Bilişsel Sağlığınız İçin Yeni Bir Dil Edinin! Alzheimer'ı Gelişmeden Yok Edin…
Ciddiyetini henüz tam anlamıyla kavrayamadığımız bir hastalık olan Alzheimer, şu anda dünya genelinde 40 milyon insanın hayatını tehdit ederken 2050 yılında bu sayının 115 milyonu aşacağı belirtiliyor. Ülkemizde ise Alzheimer hastası olan kişi sayısı 400.000'in üzerinde. Yani rakamlar hiç de küçümsenecek gibi değil. 4 yaşından 75 yaşına kadar uzanan geniş bir yaş grubuna eğitimler veren ve yıllardır hem gönüllü hem de akademik anlamda sürdürdüğü çalışmalarıyla üstün başarılar elde eden Seda Yekeler, ''Motivasyon'' ve ''İhtiyaç Duymanın'' dil edinimindeki muazzam katkısının her yaştan insan için anahtar unsur olduğuna bizzat tanık olduğunu belirtiyor. Zihinsel korkularımızı yok ederek beynimizdeki merkezleri hedef alan LİNGOTERAPİ yöntemiyle ilgili ise şu açıklamaları yapıyor.
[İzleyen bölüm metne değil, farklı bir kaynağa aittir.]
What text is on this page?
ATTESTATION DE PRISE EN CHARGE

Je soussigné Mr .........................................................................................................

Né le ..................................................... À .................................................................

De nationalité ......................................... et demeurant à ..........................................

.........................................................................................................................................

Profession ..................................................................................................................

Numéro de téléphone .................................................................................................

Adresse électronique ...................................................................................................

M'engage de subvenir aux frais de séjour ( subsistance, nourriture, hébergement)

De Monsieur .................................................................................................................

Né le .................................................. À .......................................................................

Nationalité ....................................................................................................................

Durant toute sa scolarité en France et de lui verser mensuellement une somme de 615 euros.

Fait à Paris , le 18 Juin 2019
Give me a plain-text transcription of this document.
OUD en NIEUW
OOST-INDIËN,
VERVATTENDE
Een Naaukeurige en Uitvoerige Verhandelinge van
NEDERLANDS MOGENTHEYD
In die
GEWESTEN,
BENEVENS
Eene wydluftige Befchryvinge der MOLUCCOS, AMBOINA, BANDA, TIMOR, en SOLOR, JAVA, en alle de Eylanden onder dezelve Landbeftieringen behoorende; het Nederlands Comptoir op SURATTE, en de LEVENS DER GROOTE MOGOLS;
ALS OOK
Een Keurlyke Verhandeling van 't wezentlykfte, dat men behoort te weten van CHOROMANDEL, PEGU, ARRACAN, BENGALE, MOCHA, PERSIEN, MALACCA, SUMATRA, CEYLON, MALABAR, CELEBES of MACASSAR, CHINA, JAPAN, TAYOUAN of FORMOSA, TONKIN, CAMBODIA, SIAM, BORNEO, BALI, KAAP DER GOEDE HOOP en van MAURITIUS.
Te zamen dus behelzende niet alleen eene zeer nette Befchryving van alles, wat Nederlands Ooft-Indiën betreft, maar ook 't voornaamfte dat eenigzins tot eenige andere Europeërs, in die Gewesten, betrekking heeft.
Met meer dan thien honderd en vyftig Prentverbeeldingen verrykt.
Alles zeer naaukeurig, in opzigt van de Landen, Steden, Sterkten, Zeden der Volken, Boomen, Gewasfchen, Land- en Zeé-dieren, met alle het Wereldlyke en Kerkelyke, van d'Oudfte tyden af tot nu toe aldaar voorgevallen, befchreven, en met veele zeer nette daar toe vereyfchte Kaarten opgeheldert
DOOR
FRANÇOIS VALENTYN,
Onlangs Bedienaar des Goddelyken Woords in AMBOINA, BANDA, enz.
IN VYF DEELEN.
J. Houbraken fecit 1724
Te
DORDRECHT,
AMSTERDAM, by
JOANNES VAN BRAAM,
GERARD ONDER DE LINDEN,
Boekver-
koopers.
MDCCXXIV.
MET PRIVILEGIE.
''Öncelikle bilimin ulaştığı sonuçları ortaya koyalım:
- İki dil konuşabilen insanlarda Alzheimer hastalığı gelişirse, beyinleri hastalığın gelişmesinden sonra diğer insanlara göre daha iyi ve uzun süre işlevini sürdürebiliyor. Tek dili olan hastaların genel eğitim süreleri daha fazla da olsa, ortalama 5.7 yaş daha yaşlı olan iki dilli hastalar hafıza ve düşünce testlerinde daha iyi puanlar alıyor.
- Sadece 1 dil konuşan insanlara göre iki dilli insanlarda Alzheimer ortalama 4 yıl daha geç gelişiyor ve bu insanların semptomlarla ilgili şikâyetleri de diğerlerinden 5 yıl daha geç başlıyor.
- Alzheimer hastası olan insanların önemli beyin bölgelerinde oluşan hasar, beynin bu bölgelerinin kullanabileceği enerji miktarını azalttığından, ilginç bir şekilde iki dilli insanların beyinlerindeki bu bölgelerde tek dillilere göre daha az enerji kullanımı görüldü. Ancak, bilim insanları iki dilli insanların beyinlerindeki diğer bölgelerde daha fazla enerji kullanıldığını, bu insanların beyin bölgelerindeki bağlantının daha fazla olduğunu tespit ettiler. Bu da bu insanların beyinlerinin Alzheimer'ın yol açtığı hasarı telafi edebildiğini göstermektedir. Ömür boyu iki dilli olanlarda ve hayatlarının hemen her gününde bu iki dili kullananlarda en yüksek fayda gözlemlenmiştir.
- İki dilli insanlardaki beyin taramalarına göre Alzheimer hastalığı beyinde çok ilerlemiş olsa da semptomları tek dilli insanlardaki Alzheimer'ın başlangıç düzeyindeki gibidir.
- Bir başka araştırmada orta ağırlıktaki bilişsel bozukluğu (MCI) olan 68 kişi ve Alzheimer hastalığı (AD) olan 26 kişinin MRI sonuçları incelendi. Araştırmacılar özellikle beynin frontal alanlarıyla birlikte medial temporal loblarını – hafıza oluşumunda kilit olan bölgeler – incelediler. Dil ve bilişsel kontrolle ilgili olan alanlarda hem çok dilli MCI hem de AD hastalarının kortekslerinin tek dilli olanlara göre daha kalın olduğu bildirildi.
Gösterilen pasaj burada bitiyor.